You might try putting yourself in others' shoes when evaluating their opinions. Not everybody is running Arch in "prod on a ton of servers". Some Arch users are just plain desktop users, or (probably slightly more likely) developers of some type or other. Also, if you're running Arch on a ton of servers, I take it that this is your day job? If so, then it *is* your responsibility to be very sure what you're doing and using canary servers, etc. to make sure nothing gets screwed up on an upgrade. Plus you hopefully get *paid* to do this. You probably also have automation tools to help you do this. This may or may not be typical for users of Arch Linux -- I honestly have no idea.
Running a rolling release in prod requires the ability to pay attention to every detail fully for every action you make.

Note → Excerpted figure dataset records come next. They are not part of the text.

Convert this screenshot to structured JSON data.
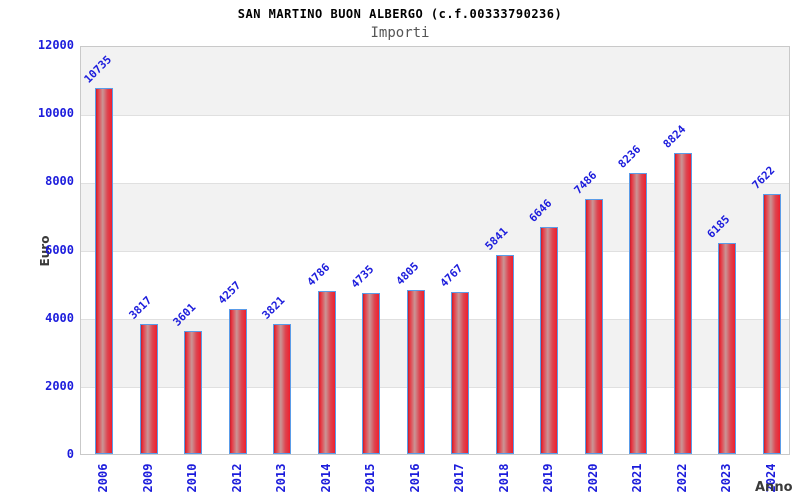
{
  "header": {
    "title": "SAN MARTINO BUON ALBERGO (c.f.00333790236)",
    "subtitle": "Importi"
  },
  "chart_data": {
    "type": "bar",
    "categories": [
      "2006",
      "2009",
      "2010",
      "2012",
      "2013",
      "2014",
      "2015",
      "2016",
      "2017",
      "2018",
      "2019",
      "2020",
      "2021",
      "2022",
      "2023",
      "2024"
    ],
    "values": [
      10735,
      3817,
      3601,
      4257,
      3821,
      4786,
      4735,
      4805,
      4767,
      5841,
      6646,
      7486,
      8236,
      8824,
      6185,
      7622
    ],
    "title": "SAN MARTINO BUON ALBERGO (c.f.00333790236)",
    "subtitle": "Importi",
    "xlabel": "Anno",
    "ylabel": "Euro",
    "ylim": [
      0,
      12000
    ],
    "yticks": [
      0,
      2000,
      4000,
      6000,
      8000,
      10000,
      12000
    ],
    "grid": "horizontal-bands-alternating",
    "legend": "none",
    "bar_labels_rotation_deg": -45,
    "xtick_rotation_deg": -90
  },
  "colors": {
    "background": "#ffffff",
    "axis_text_blue": "#1c1cdc",
    "title_text": "#000000",
    "subtitle_text": "#555555",
    "axis_title_text": "#3a3a3a",
    "band_gray": "#f2f2f2",
    "grid_line": "#e0e0e0",
    "plot_border": "#c9c9c9",
    "bar_border_blue": "#5a9ce8",
    "bar_red": "#ef1f2e",
    "bar_red_dark": "#c01f2c",
    "bar_highlight": "#ca9595"
  }
}
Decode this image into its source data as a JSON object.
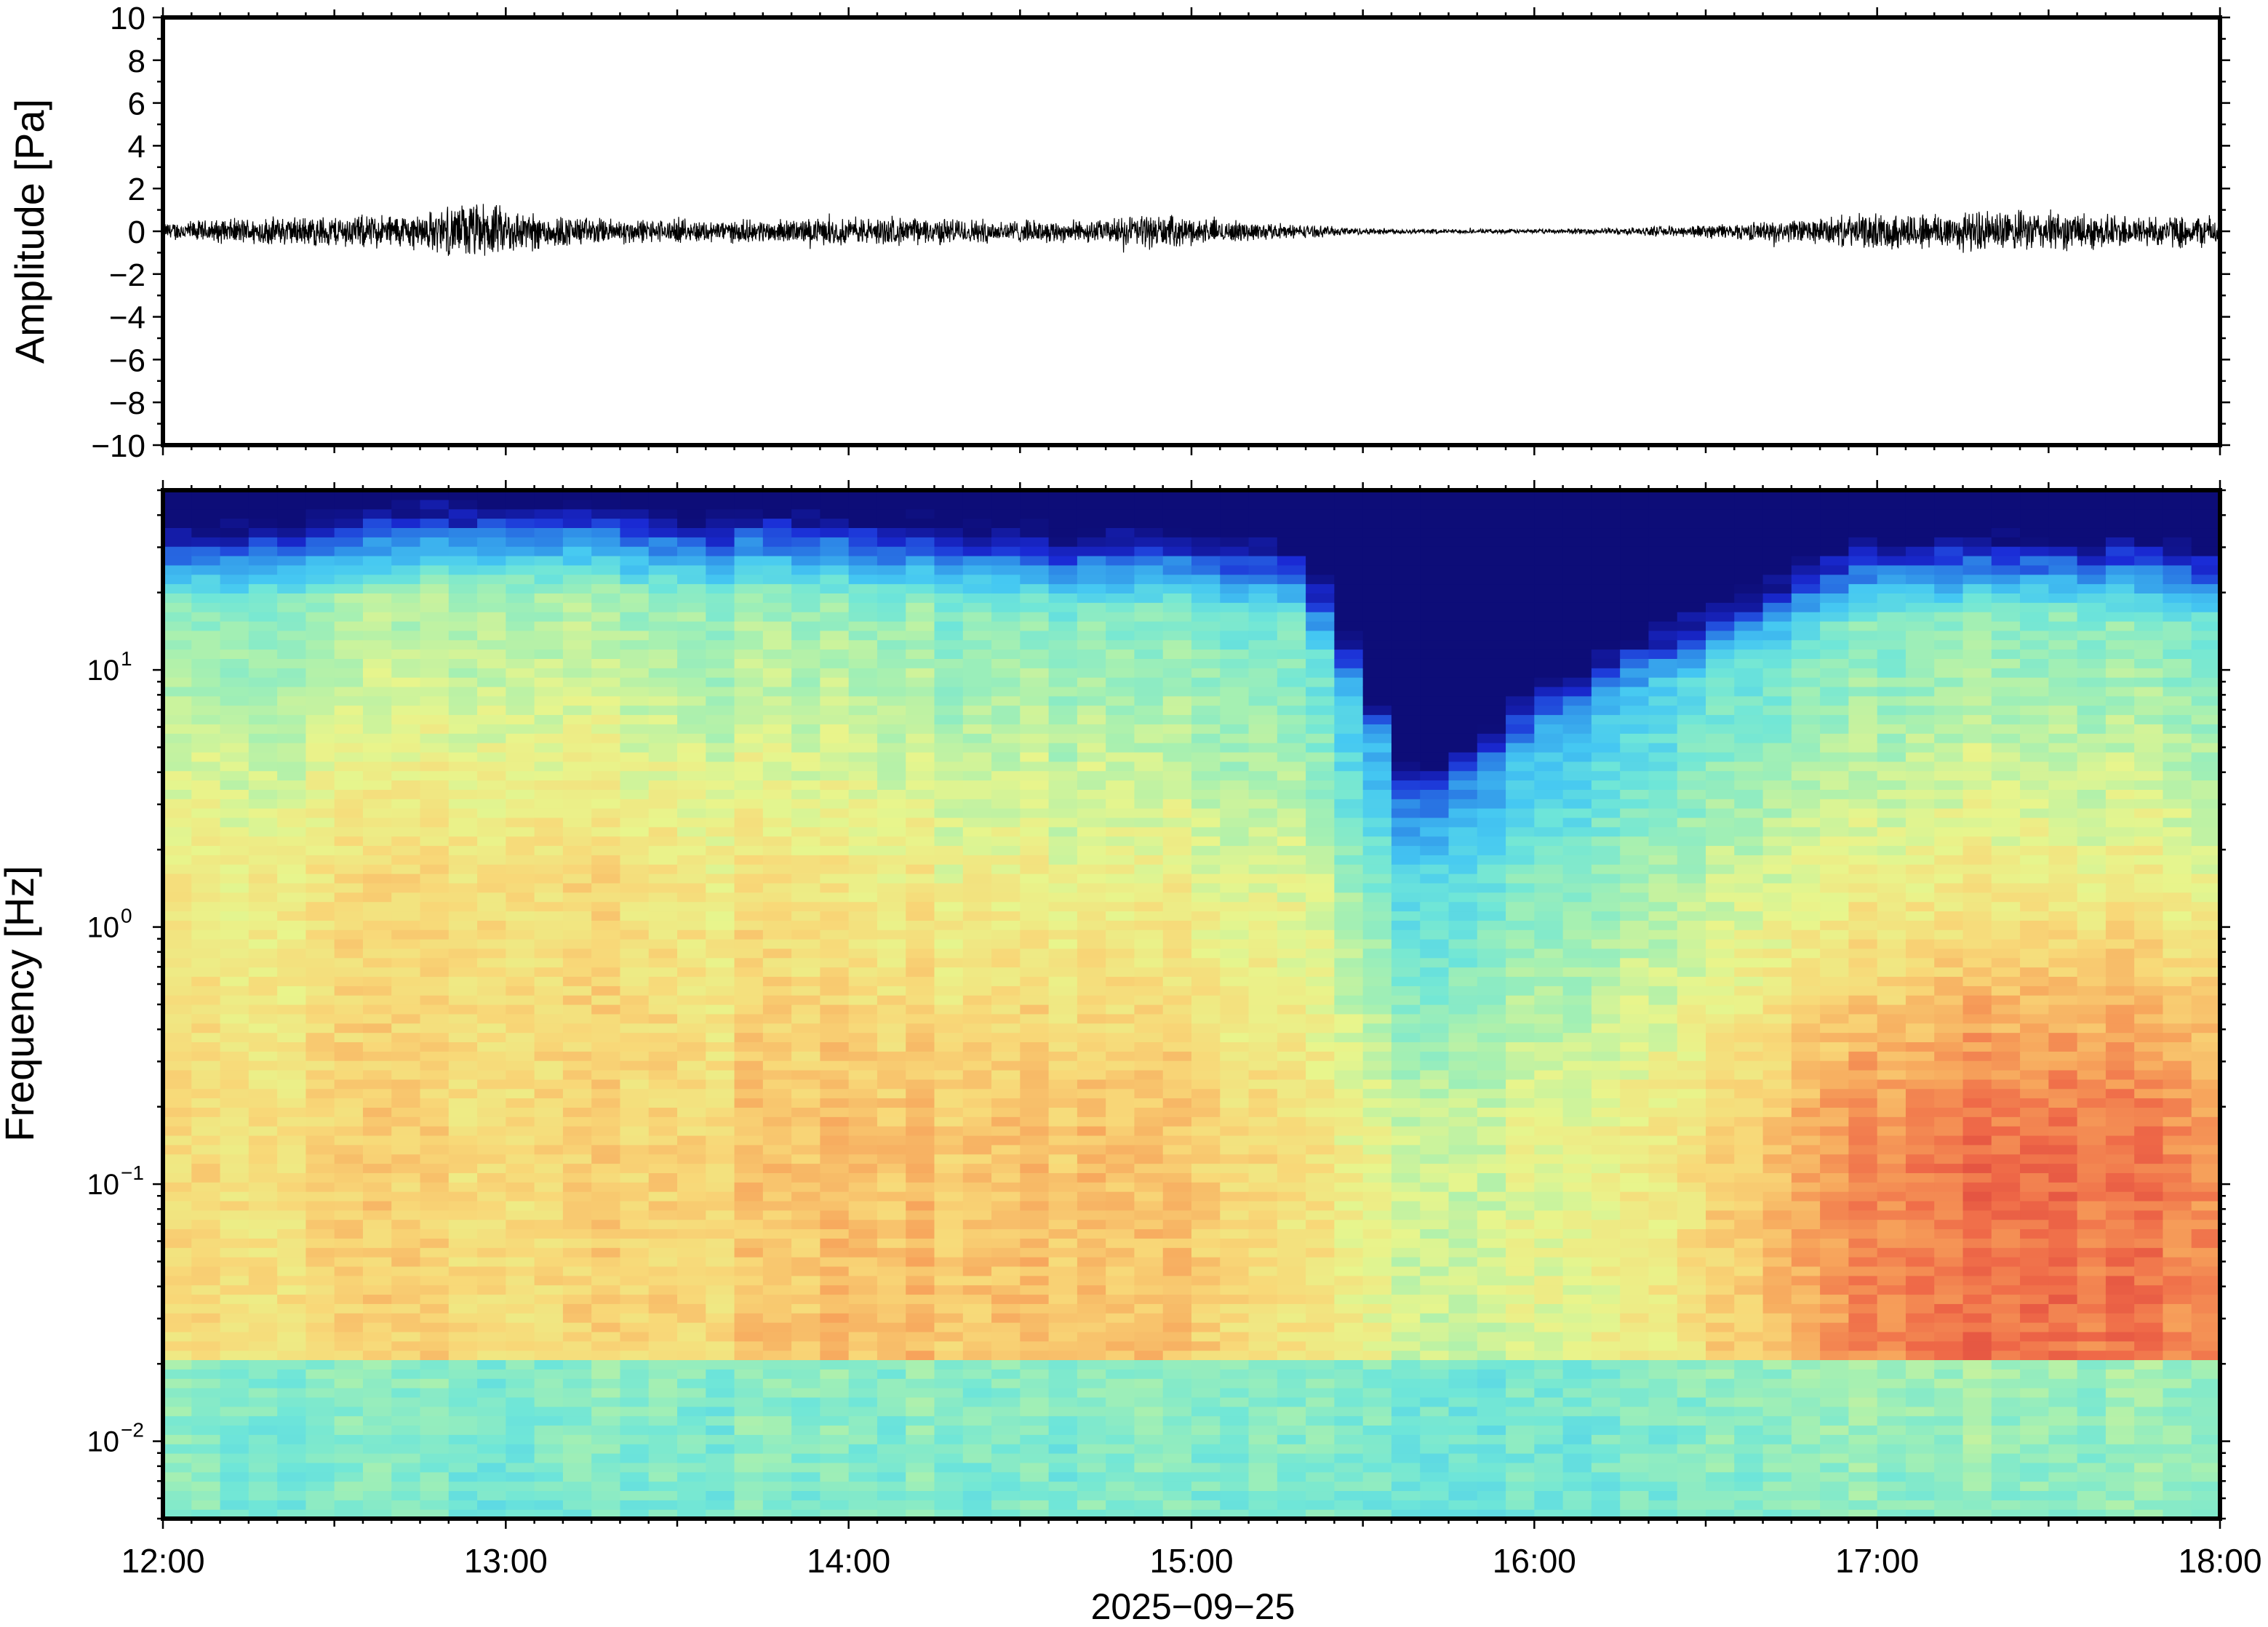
{
  "chart_data": [
    {
      "type": "line",
      "series": [
        {
          "name": "",
          "envelope": [
            {
              "t": 12.0,
              "a": 0.4
            },
            {
              "t": 12.25,
              "a": 0.6
            },
            {
              "t": 12.5,
              "a": 0.7
            },
            {
              "t": 12.75,
              "a": 0.8
            },
            {
              "t": 12.9,
              "a": 1.3
            },
            {
              "t": 13.0,
              "a": 1.1
            },
            {
              "t": 13.1,
              "a": 0.8
            },
            {
              "t": 13.25,
              "a": 0.6
            },
            {
              "t": 13.5,
              "a": 0.5
            },
            {
              "t": 13.75,
              "a": 0.5
            },
            {
              "t": 14.0,
              "a": 0.6
            },
            {
              "t": 14.25,
              "a": 0.6
            },
            {
              "t": 14.5,
              "a": 0.5
            },
            {
              "t": 14.75,
              "a": 0.5
            },
            {
              "t": 14.85,
              "a": 0.8
            },
            {
              "t": 15.0,
              "a": 0.6
            },
            {
              "t": 15.25,
              "a": 0.35
            },
            {
              "t": 15.5,
              "a": 0.15
            },
            {
              "t": 15.75,
              "a": 0.1
            },
            {
              "t": 16.0,
              "a": 0.1
            },
            {
              "t": 16.25,
              "a": 0.15
            },
            {
              "t": 16.5,
              "a": 0.3
            },
            {
              "t": 16.75,
              "a": 0.5
            },
            {
              "t": 17.0,
              "a": 0.8
            },
            {
              "t": 17.25,
              "a": 0.9
            },
            {
              "t": 17.5,
              "a": 0.9
            },
            {
              "t": 17.75,
              "a": 0.7
            },
            {
              "t": 18.0,
              "a": 0.7
            }
          ]
        }
      ],
      "ylabel": "Amplitude [Pa]",
      "ylim": [
        -10,
        10
      ],
      "yticks": [
        10,
        8,
        6,
        4,
        2,
        0,
        -2,
        -4,
        -6,
        -8,
        -10
      ],
      "ytick_labels": [
        "10",
        "8",
        "6",
        "4",
        "2",
        "0",
        "−2",
        "−4",
        "−6",
        "−8",
        "−10"
      ],
      "xlim": [
        "2025-09-25 12:00",
        "2025-09-25 18:00"
      ]
    },
    {
      "type": "heatmap",
      "ylabel": "Frequency [Hz]",
      "yscale": "log",
      "ylim": [
        0.005,
        50
      ],
      "yticks": [
        {
          "value": 10,
          "base": "10",
          "exp": "1"
        },
        {
          "value": 1,
          "base": "10",
          "exp": "0"
        },
        {
          "value": 0.1,
          "base": "10",
          "exp": "−1"
        },
        {
          "value": 0.01,
          "base": "10",
          "exp": "−2"
        }
      ],
      "colormap": "jet",
      "colors": [
        "#0d0d78",
        "#1a2bd6",
        "#2f8fe8",
        "#45c8f2",
        "#6fe6d8",
        "#a8f0b0",
        "#e8f58c",
        "#f8d878",
        "#f7a65c",
        "#ef6a48",
        "#d83a3a"
      ],
      "power_profile": [
        {
          "t": 12.0,
          "top": 38,
          "mid": 0.62,
          "low": 0.66,
          "floor": 0.42
        },
        {
          "t": 12.5,
          "top": 42,
          "mid": 0.66,
          "low": 0.7,
          "floor": 0.42
        },
        {
          "t": 13.0,
          "top": 45,
          "mid": 0.7,
          "low": 0.7,
          "floor": 0.42
        },
        {
          "t": 13.5,
          "top": 42,
          "mid": 0.66,
          "low": 0.7,
          "floor": 0.42
        },
        {
          "t": 14.0,
          "top": 42,
          "mid": 0.64,
          "low": 0.74,
          "floor": 0.42
        },
        {
          "t": 14.5,
          "top": 38,
          "mid": 0.62,
          "low": 0.74,
          "floor": 0.42
        },
        {
          "t": 15.0,
          "top": 38,
          "mid": 0.62,
          "low": 0.74,
          "floor": 0.44
        },
        {
          "t": 15.3,
          "top": 35,
          "mid": 0.58,
          "low": 0.66,
          "floor": 0.42
        },
        {
          "t": 15.5,
          "top": 14,
          "mid": 0.44,
          "low": 0.6,
          "floor": 0.4
        },
        {
          "t": 15.65,
          "top": 6,
          "mid": 0.34,
          "low": 0.56,
          "floor": 0.4
        },
        {
          "t": 15.9,
          "top": 10,
          "mid": 0.42,
          "low": 0.58,
          "floor": 0.4
        },
        {
          "t": 16.3,
          "top": 18,
          "mid": 0.5,
          "low": 0.64,
          "floor": 0.42
        },
        {
          "t": 16.6,
          "top": 24,
          "mid": 0.56,
          "low": 0.72,
          "floor": 0.44
        },
        {
          "t": 17.0,
          "top": 36,
          "mid": 0.62,
          "low": 0.86,
          "floor": 0.46
        },
        {
          "t": 17.5,
          "top": 36,
          "mid": 0.64,
          "low": 0.9,
          "floor": 0.46
        },
        {
          "t": 18.0,
          "top": 34,
          "mid": 0.6,
          "low": 0.84,
          "floor": 0.46
        }
      ]
    }
  ],
  "x_axis": {
    "tick_labels": [
      "12:00",
      "13:00",
      "14:00",
      "15:00",
      "16:00",
      "17:00",
      "18:00"
    ],
    "date_label": "2025−09−25"
  }
}
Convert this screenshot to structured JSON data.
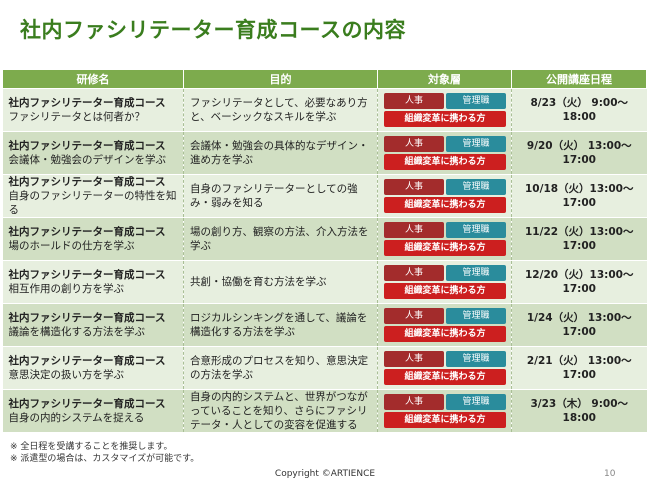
{
  "title": "社内ファシリテーター育成コースの内容",
  "table": {
    "headers": [
      "研修名",
      "目的",
      "対象層",
      "公開講座日程"
    ],
    "tags": {
      "hr": "人事",
      "mgr": "管理職",
      "org": "組織変革に携わる方"
    },
    "rows": [
      {
        "course": "社内ファシリテーター育成コース",
        "subtitle": "ファシリテータとは何者か？",
        "purpose": "ファシリテータとして、必要なあり方と、ベーシックなスキルを学ぶ",
        "date": "8/23（火） 9:00〜18:00"
      },
      {
        "course": "社内ファシリテーター育成コース",
        "subtitle": "会議体・勉強会のデザインを学ぶ",
        "purpose": "会議体・勉強会の具体的なデザイン・進め方を学ぶ",
        "date": "9/20（火） 13:00〜17:00"
      },
      {
        "course": "社内ファシリテーター育成コース",
        "subtitle": "自身のファシリテーターの特性を知る",
        "purpose": "自身のファシリテーターとしての強み・弱みを知る",
        "date": "10/18（火）13:00〜17:00"
      },
      {
        "course": "社内ファシリテーター育成コース",
        "subtitle": "場のホールドの仕方を学ぶ",
        "purpose": "場の創り方、観察の方法、介入方法を学ぶ",
        "date": "11/22（火）13:00〜17:00"
      },
      {
        "course": "社内ファシリテーター育成コース",
        "subtitle": "相互作用の創り方を学ぶ",
        "purpose": "共創・協働を育む方法を学ぶ",
        "date": "12/20（火）13:00〜17:00"
      },
      {
        "course": "社内ファシリテーター育成コース",
        "subtitle": "議論を構造化する方法を学ぶ",
        "purpose": "ロジカルシンキングを通して、議論を構造化する方法を学ぶ",
        "date": "1/24（火） 13:00〜17:00"
      },
      {
        "course": "社内ファシリテーター育成コース",
        "subtitle": "意思決定の扱い方を学ぶ",
        "purpose": "合意形成のプロセスを知り、意思決定の方法を学ぶ",
        "date": "2/21（火） 13:00〜17:00"
      },
      {
        "course": "社内ファシリテーター育成コース",
        "subtitle": "自身の内的システムを捉える",
        "purpose": "自身の内的システムと、世界がつながっていることを知り、さらにファシリテータ・人としての変容を促進する",
        "date": "3/23（木） 9:00〜18:00"
      }
    ]
  },
  "notes": [
    "※ 全日程を受講することを推奨します。",
    "※ 派遣型の場合は、カスタマイズが可能です。"
  ],
  "footer": "Copyright ©ARTIENCE",
  "page_number": "10",
  "colors": {
    "title": "#3a7d1e",
    "header_bg": "#7dab4d",
    "row_light": "#e7efdf",
    "row_dark": "#d1dfc3",
    "tag_hr": "#a32c2c",
    "tag_mgr": "#2a8c9c",
    "tag_org": "#cc1f1f"
  }
}
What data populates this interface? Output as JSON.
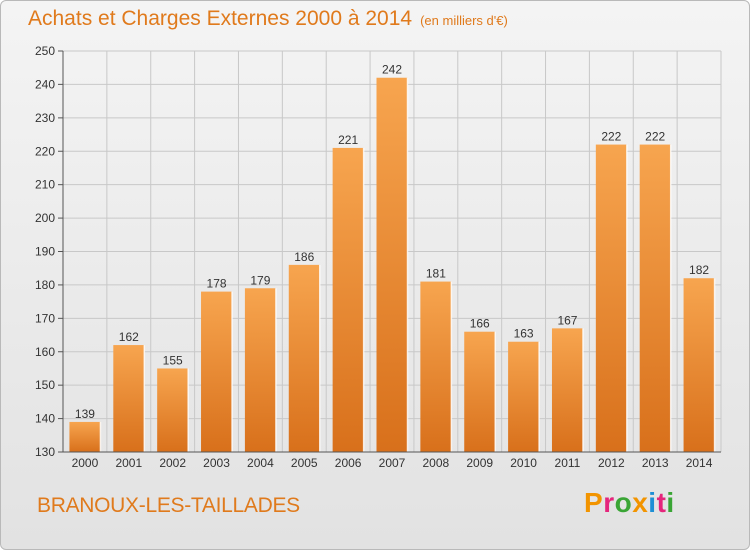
{
  "header": {
    "title": "Achats et Charges Externes 2000 à 2014",
    "subtitle": "(en milliers d'€)"
  },
  "footer": {
    "commune": "BRANOUX-LES-TAILLADES",
    "logo_text": "Proxiti",
    "logo_colors": [
      "#f29400",
      "#e5267c",
      "#3aa535",
      "#f29400",
      "#1d8fd5",
      "#e5267c",
      "#3aa535"
    ]
  },
  "chart_data": {
    "type": "bar",
    "categories": [
      "2000",
      "2001",
      "2002",
      "2003",
      "2004",
      "2005",
      "2006",
      "2007",
      "2008",
      "2009",
      "2010",
      "2011",
      "2012",
      "2013",
      "2014"
    ],
    "values": [
      139,
      162,
      155,
      178,
      179,
      186,
      221,
      242,
      181,
      166,
      163,
      167,
      222,
      222,
      182
    ],
    "title": "Achats et Charges Externes 2000 à 2014",
    "subtitle": "(en milliers d'€)",
    "xlabel": "",
    "ylabel": "",
    "ylim": [
      130,
      250
    ],
    "yticks": [
      130,
      140,
      150,
      160,
      170,
      180,
      190,
      200,
      210,
      220,
      230,
      240,
      250
    ],
    "grid": true,
    "bar_color_light": "#f7a54f",
    "bar_color_dark": "#d8701b"
  }
}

Certainly, but people make mistakes (or are sometimes just plain non-perfect and non-attentive due to routine) and an extra warning pre-upgrade might be enough to avoid some significant percentage of those mistakes.
Be accountable for your own mistake. This thread is a joke at this point. The OP messed up by nothing other than his own lack of admining a prod box productively and effectively. This situation would have been avoided if you were on top of your prod box and not just blindly running pacman -Syu. And yes I actually had 0 issues with this update cause I saw it in the queue to install and took the needed steps to avoid the OP's exact situation. Have a screwed up on one of these sure and was never anything more than my own mistake. Whatever happened to self accountability?
I think the OP actually admitted that he made a mistake?
Know the software you run, dont let the software run you.
AFAICT, blaming the user for lack of user-friendliness is exactly "let[ting] the software run you". *Shrugs*... As it is this thread has stopped being constructive, so I'm out.